When intelligence operatives damage a person, using false information, should they not be held liable and punished?

This impunity is, sadly, another unjust characteristic of the Philippine system. Military men can tell lies, abuse and maltreat innocent persons—arrest them, disappear them and kill them extrajudicially—and go on with their lives happily without fear of being made to pay for their evil deeds.

Mr. Corpus and the Isapf furthered the interests of politicians in power. They worked against the laws of our Republic to serve the ruling power.

But some other persons with plans different from those of the rulers can also use the power of the military intelligence agencies. That happened with the “Hello Garci” tapes. Those tapes were recordings of phone calls between a woman whose voice and intonation pattern are that of then President Gloria M. Arroyo and the Commission on Election’s Virgilio Garcillano. It is against the law for a candidate to converse with an election commissioner.

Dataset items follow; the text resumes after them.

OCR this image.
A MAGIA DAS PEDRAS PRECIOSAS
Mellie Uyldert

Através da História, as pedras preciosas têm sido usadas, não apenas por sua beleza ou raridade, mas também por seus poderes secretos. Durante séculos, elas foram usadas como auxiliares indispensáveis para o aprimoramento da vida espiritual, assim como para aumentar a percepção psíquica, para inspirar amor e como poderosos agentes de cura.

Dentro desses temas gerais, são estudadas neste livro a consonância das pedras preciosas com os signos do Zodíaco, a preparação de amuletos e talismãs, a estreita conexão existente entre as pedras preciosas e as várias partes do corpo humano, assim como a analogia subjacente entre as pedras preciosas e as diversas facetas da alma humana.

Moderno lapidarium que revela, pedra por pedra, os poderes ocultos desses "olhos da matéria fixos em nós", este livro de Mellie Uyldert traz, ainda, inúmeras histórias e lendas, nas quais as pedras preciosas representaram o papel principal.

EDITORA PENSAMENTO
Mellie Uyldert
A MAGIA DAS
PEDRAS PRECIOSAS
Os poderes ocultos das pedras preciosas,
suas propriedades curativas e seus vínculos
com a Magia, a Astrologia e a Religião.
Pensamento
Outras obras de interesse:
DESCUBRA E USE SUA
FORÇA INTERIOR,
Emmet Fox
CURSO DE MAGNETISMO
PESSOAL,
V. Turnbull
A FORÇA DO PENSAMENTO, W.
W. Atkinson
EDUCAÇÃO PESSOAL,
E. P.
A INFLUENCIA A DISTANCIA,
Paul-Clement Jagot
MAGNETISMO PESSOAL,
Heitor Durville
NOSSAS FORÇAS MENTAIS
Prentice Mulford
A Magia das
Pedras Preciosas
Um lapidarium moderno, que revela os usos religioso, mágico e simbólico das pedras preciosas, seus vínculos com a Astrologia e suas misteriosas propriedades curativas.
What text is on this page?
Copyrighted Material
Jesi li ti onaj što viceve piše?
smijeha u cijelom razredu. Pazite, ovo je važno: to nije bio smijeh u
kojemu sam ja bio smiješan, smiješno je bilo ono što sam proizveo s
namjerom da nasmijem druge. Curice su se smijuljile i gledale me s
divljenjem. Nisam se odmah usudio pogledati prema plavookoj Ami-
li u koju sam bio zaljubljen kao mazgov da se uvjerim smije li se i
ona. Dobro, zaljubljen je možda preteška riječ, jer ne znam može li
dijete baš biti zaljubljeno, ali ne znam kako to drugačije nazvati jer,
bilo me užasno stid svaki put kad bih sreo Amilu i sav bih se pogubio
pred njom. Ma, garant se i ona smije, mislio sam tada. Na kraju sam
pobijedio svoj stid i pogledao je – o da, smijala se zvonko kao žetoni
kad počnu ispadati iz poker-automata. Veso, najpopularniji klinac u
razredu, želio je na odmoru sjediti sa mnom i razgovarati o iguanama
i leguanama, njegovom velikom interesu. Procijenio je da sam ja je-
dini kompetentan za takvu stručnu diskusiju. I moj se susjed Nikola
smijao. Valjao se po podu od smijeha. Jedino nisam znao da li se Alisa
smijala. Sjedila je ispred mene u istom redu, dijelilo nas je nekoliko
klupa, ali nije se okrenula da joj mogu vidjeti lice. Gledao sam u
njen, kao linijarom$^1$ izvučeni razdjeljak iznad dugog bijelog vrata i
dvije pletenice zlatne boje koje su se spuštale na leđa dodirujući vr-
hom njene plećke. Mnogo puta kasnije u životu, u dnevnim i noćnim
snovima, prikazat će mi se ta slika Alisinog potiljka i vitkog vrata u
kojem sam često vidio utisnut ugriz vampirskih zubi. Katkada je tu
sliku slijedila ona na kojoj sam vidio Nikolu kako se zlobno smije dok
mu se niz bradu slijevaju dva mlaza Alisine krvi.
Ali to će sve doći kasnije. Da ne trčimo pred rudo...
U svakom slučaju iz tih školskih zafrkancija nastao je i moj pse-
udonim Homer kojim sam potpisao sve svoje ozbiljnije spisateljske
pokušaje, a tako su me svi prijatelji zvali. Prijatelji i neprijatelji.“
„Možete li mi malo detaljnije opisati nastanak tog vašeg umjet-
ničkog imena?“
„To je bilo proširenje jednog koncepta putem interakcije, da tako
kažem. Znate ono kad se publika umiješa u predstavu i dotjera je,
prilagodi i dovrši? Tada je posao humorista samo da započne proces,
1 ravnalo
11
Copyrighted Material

The Hello Garci tapes began the destruction of then President Arroyo’s reputation. Those tapes led to her unprecedented unpopularity, her being the most widely vilified figure. Her unpopularity took away the luster of her immense achievements as our president. Because of the “Hello Garci” tapes, until today, when the Aquino administration must follow the good socio-economic blueprints crafted during the Arroyo years, the Philippine public cannot believe what the World Bank, the IMF and other international bodies recognize as then President Arroyo’s exceptional successes in the management of the Philippine economy.

NICA rice-crisis report

How important intelligence reports are was again illustrated by another Inquirer gaffe. Earlier in the month, it made a shocking page 1 banner story of a fictitious report that there was a looming rice crisis. The Inquirer was conned into believing that the report was an authentic intelligence product of the National Intelligence Coordinating Agency (NICA), one of the State’s key civilian intelligence services, an agency under the Office of the President.

The NICA head, the Secretary of Agriculture and the President’s spokesmen denied the existence of such a report.

A most important reform

The government has more than a dozen intelligence bodies. In fact, every government department, bureau, and unit has “intelligence funds,” which are not subject to public auditing by the COA.

Among the most serious reforms that must be done to make ours a more just and human-rights respectful government is in the manning of the intelligence agencies.
Apart from being people of exceptional intellectual powers and intelligence, the men and women—and the leadership—of ISAFP, NICA and the other “spook” offices must be persons of the highest moral character.

Unfortunately, such persons are the most difficult to find in our unhappy land.